For the documentary half, I knew I couldn’t afford to have anyone who’s recognisable or has done any major work before this. But it took me some time to figure out which characters needed trained actors and where I needed non-actors. For The Real Boy, I knew I needed an extremely trained actor and someone recommended Sanjay (Kumar Sahu)’s name.
And then Shubham and Trishaan came on board as casting directors and through them I found Isha Mate (The Girl’s best friend). Vinod Wanikar (who plays The Real Rao) was an absolute non-actor, he’d never acted before.
During the shoot, I never gave any dialogue to the non-fiction actors. I wrote all the dialogue in English and gave it to them literally seconds before the shoot and asked them to translate it to Hindi within the take. I wanted those fumbles, mumbles and thinking pauses. I would ask them to say a line 20 times and keep rehearsing it, and I’d signal my DOP to keep the camera rolling and the actors would just tire out and say the lines mechanically, or in a very bizarre tone and I would find my take in that. A lot of people still don’t realise these are actually actors.
I never even narrated the whole story or what happens in the end to Sanjay. I just told him his character’s version of what he’d been through, because I wanted him to do it with complete honesty. While we were shooting that last scene, I told him about the wall and the undergarment and he was shocked and asked, "Did he really kill the girl?!”. I said I didn’t know, and told him to come to his own conclusion, but not to tell me.
Let’s talk about the politics of the show. For starters, you never name The Boy or The Girl, but it’s implied that he belongs to a different caste or religion and that’s partly why he’s being hunted.
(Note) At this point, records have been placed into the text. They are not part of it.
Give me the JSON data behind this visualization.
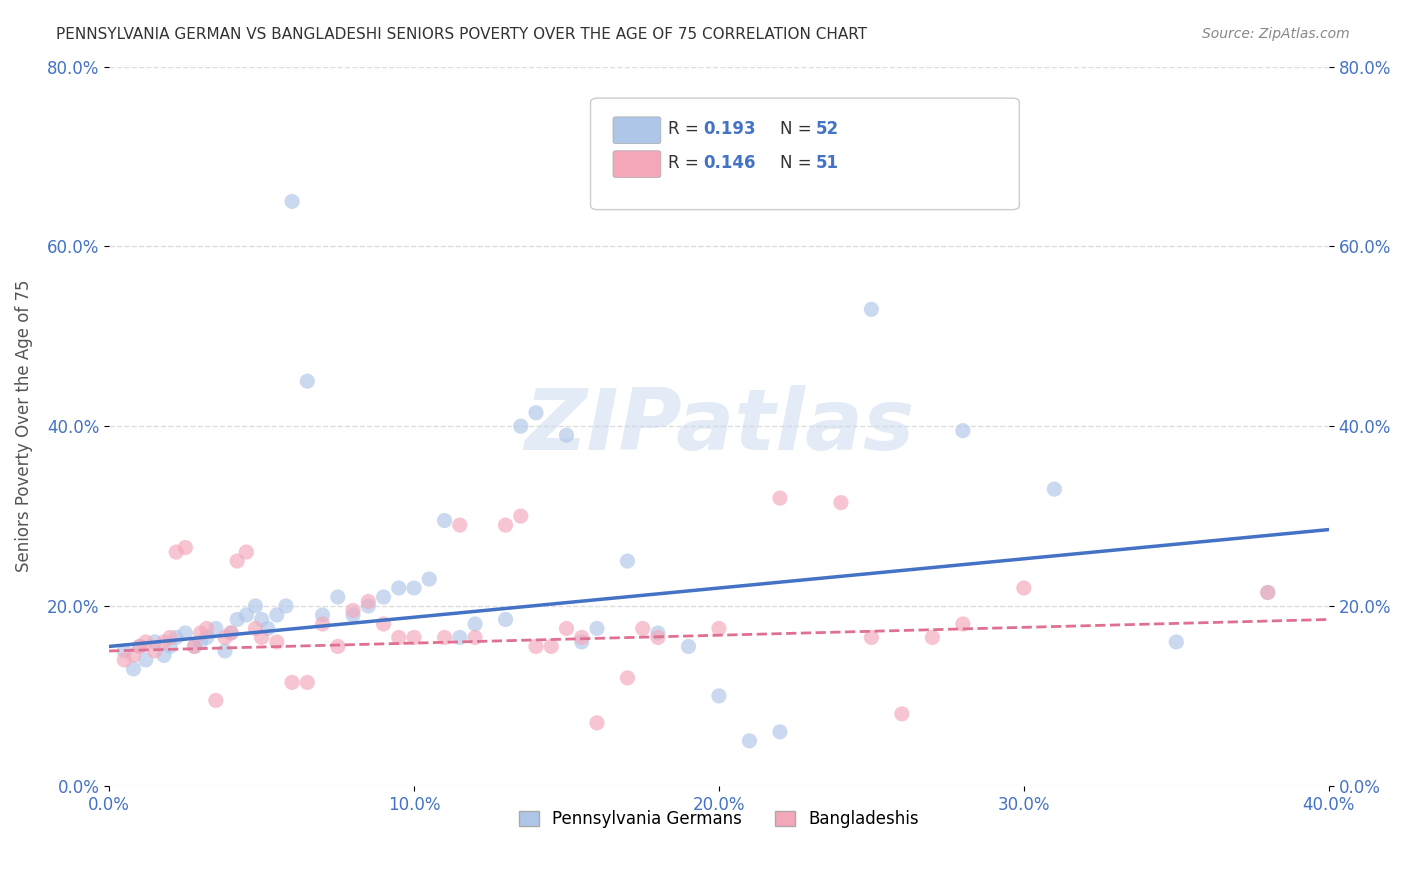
{
  "title": "PENNSYLVANIA GERMAN VS BANGLADESHI SENIORS POVERTY OVER THE AGE OF 75 CORRELATION CHART",
  "source": "Source: ZipAtlas.com",
  "ylabel": "Seniors Poverty Over the Age of 75",
  "xlabel_ticks": [
    "0.0%",
    "10.0%",
    "20.0%",
    "30.0%",
    "40.0%"
  ],
  "xlabel_vals": [
    0.0,
    0.1,
    0.2,
    0.3,
    0.4
  ],
  "ylabel_ticks": [
    "0.0%",
    "20.0%",
    "40.0%",
    "60.0%",
    "80.0%"
  ],
  "ylabel_vals": [
    0.0,
    0.2,
    0.4,
    0.6,
    0.8
  ],
  "xlim": [
    0.0,
    0.4
  ],
  "ylim": [
    0.0,
    0.8
  ],
  "blue_scatter_x": [
    0.005,
    0.008,
    0.01,
    0.012,
    0.015,
    0.018,
    0.02,
    0.022,
    0.025,
    0.028,
    0.03,
    0.032,
    0.035,
    0.038,
    0.04,
    0.042,
    0.045,
    0.048,
    0.05,
    0.052,
    0.055,
    0.058,
    0.06,
    0.065,
    0.07,
    0.075,
    0.08,
    0.085,
    0.09,
    0.095,
    0.1,
    0.105,
    0.11,
    0.115,
    0.12,
    0.13,
    0.135,
    0.14,
    0.15,
    0.155,
    0.16,
    0.17,
    0.18,
    0.19,
    0.2,
    0.21,
    0.22,
    0.25,
    0.28,
    0.31,
    0.35,
    0.38
  ],
  "blue_scatter_y": [
    0.15,
    0.13,
    0.155,
    0.14,
    0.16,
    0.145,
    0.155,
    0.165,
    0.17,
    0.155,
    0.16,
    0.165,
    0.175,
    0.15,
    0.17,
    0.185,
    0.19,
    0.2,
    0.185,
    0.175,
    0.19,
    0.2,
    0.65,
    0.45,
    0.19,
    0.21,
    0.19,
    0.2,
    0.21,
    0.22,
    0.22,
    0.23,
    0.295,
    0.165,
    0.18,
    0.185,
    0.4,
    0.415,
    0.39,
    0.16,
    0.175,
    0.25,
    0.17,
    0.155,
    0.1,
    0.05,
    0.06,
    0.53,
    0.395,
    0.33,
    0.16,
    0.215
  ],
  "pink_scatter_x": [
    0.005,
    0.008,
    0.01,
    0.012,
    0.015,
    0.018,
    0.02,
    0.022,
    0.025,
    0.028,
    0.03,
    0.032,
    0.035,
    0.038,
    0.04,
    0.042,
    0.045,
    0.048,
    0.05,
    0.055,
    0.06,
    0.065,
    0.07,
    0.075,
    0.08,
    0.085,
    0.09,
    0.095,
    0.1,
    0.11,
    0.115,
    0.12,
    0.13,
    0.135,
    0.14,
    0.145,
    0.15,
    0.155,
    0.16,
    0.17,
    0.175,
    0.18,
    0.2,
    0.22,
    0.24,
    0.25,
    0.26,
    0.27,
    0.28,
    0.3,
    0.38
  ],
  "pink_scatter_y": [
    0.14,
    0.145,
    0.155,
    0.16,
    0.15,
    0.16,
    0.165,
    0.26,
    0.265,
    0.155,
    0.17,
    0.175,
    0.095,
    0.165,
    0.17,
    0.25,
    0.26,
    0.175,
    0.165,
    0.16,
    0.115,
    0.115,
    0.18,
    0.155,
    0.195,
    0.205,
    0.18,
    0.165,
    0.165,
    0.165,
    0.29,
    0.165,
    0.29,
    0.3,
    0.155,
    0.155,
    0.175,
    0.165,
    0.07,
    0.12,
    0.175,
    0.165,
    0.175,
    0.32,
    0.315,
    0.165,
    0.08,
    0.165,
    0.18,
    0.22,
    0.215
  ],
  "blue_line_x": [
    0.0,
    0.4
  ],
  "blue_line_y": [
    0.155,
    0.285
  ],
  "pink_line_x": [
    0.0,
    0.4
  ],
  "pink_line_y": [
    0.15,
    0.185
  ],
  "scatter_size": 120,
  "scatter_alpha": 0.65,
  "blue_color": "#aec6e8",
  "pink_color": "#f4a7b9",
  "blue_line_color": "#4472c4",
  "pink_line_color": "#e07090",
  "watermark": "ZIPatlas",
  "background_color": "#ffffff",
  "grid_color": "#dddddd",
  "R_blue": "0.193",
  "N_blue": "52",
  "R_pink": "0.146",
  "N_pink": "51",
  "label_blue": "Pennsylvania Germans",
  "label_pink": "Bangladeshis"
}
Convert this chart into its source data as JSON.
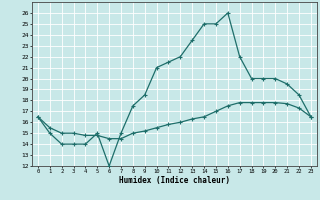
{
  "title": "",
  "xlabel": "Humidex (Indice chaleur)",
  "ylabel": "",
  "xlim": [
    -0.5,
    23.5
  ],
  "ylim": [
    12,
    27
  ],
  "yticks": [
    12,
    13,
    14,
    15,
    16,
    17,
    18,
    19,
    20,
    21,
    22,
    23,
    24,
    25,
    26
  ],
  "xticks": [
    0,
    1,
    2,
    3,
    4,
    5,
    6,
    7,
    8,
    9,
    10,
    11,
    12,
    13,
    14,
    15,
    16,
    17,
    18,
    19,
    20,
    21,
    22,
    23
  ],
  "bg_color": "#c8e8e8",
  "grid_color": "#ffffff",
  "line_color": "#1e6e6a",
  "line1_x": [
    0,
    1,
    2,
    3,
    4,
    5,
    6,
    7,
    8,
    9,
    10,
    11,
    12,
    13,
    14,
    15,
    16,
    17,
    18,
    19,
    20,
    21,
    22,
    23
  ],
  "line1_y": [
    16.5,
    15.0,
    14.0,
    14.0,
    14.0,
    15.0,
    12.0,
    15.0,
    17.5,
    18.5,
    21.0,
    21.5,
    22.0,
    23.5,
    25.0,
    25.0,
    26.0,
    22.0,
    20.0,
    20.0,
    20.0,
    19.5,
    18.5,
    16.5
  ],
  "line2_x": [
    0,
    1,
    2,
    3,
    4,
    5,
    6,
    7,
    8,
    9,
    10,
    11,
    12,
    13,
    14,
    15,
    16,
    17,
    18,
    19,
    20,
    21,
    22,
    23
  ],
  "line2_y": [
    16.5,
    15.5,
    15.0,
    15.0,
    14.8,
    14.8,
    14.5,
    14.5,
    15.0,
    15.2,
    15.5,
    15.8,
    16.0,
    16.3,
    16.5,
    17.0,
    17.5,
    17.8,
    17.8,
    17.8,
    17.8,
    17.7,
    17.3,
    16.5
  ],
  "marker": "+",
  "markersize": 3,
  "linewidth": 0.9
}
I didn’t name them because I guess it's my way of talking about the things I wanted to talk about without being obvious. It could be caste, class or religion-based. The point is we live in a society where a particular section of people is not liked by a particular section of people.
The essence of the show, for me, was to condemn us for how easily we submit to flashy, well-packaged narratives and the news in particular. Is that fair?
Yeah. And I think that's just my personality reflecting in the show. I am a very cynical person. My favourite moment is when Daniel Gray asks Isha Mate (The Girl’s best friend) if she’s given up on society and she says, "Yeah I have". I just relate to that character.
Every character has their own agenda and nobody has any empathy for anyone else. Even that “good” journalist who The Boy thinks will support him turns out to be corrupt. That was me saying that I believe the system will always win. Even the popular content we watch today. People don't want to get into nuance these days. They want a clear hero or villain. That’s what we’ve become.
In terms of where the show goes from here, if there is a second season would it be a continuation of this case, or Daniel Gray looking at a new case?
It’ll be Daniel Gray working on a new story. There's also the possibility that Daniel Gray also becomes a part of the story.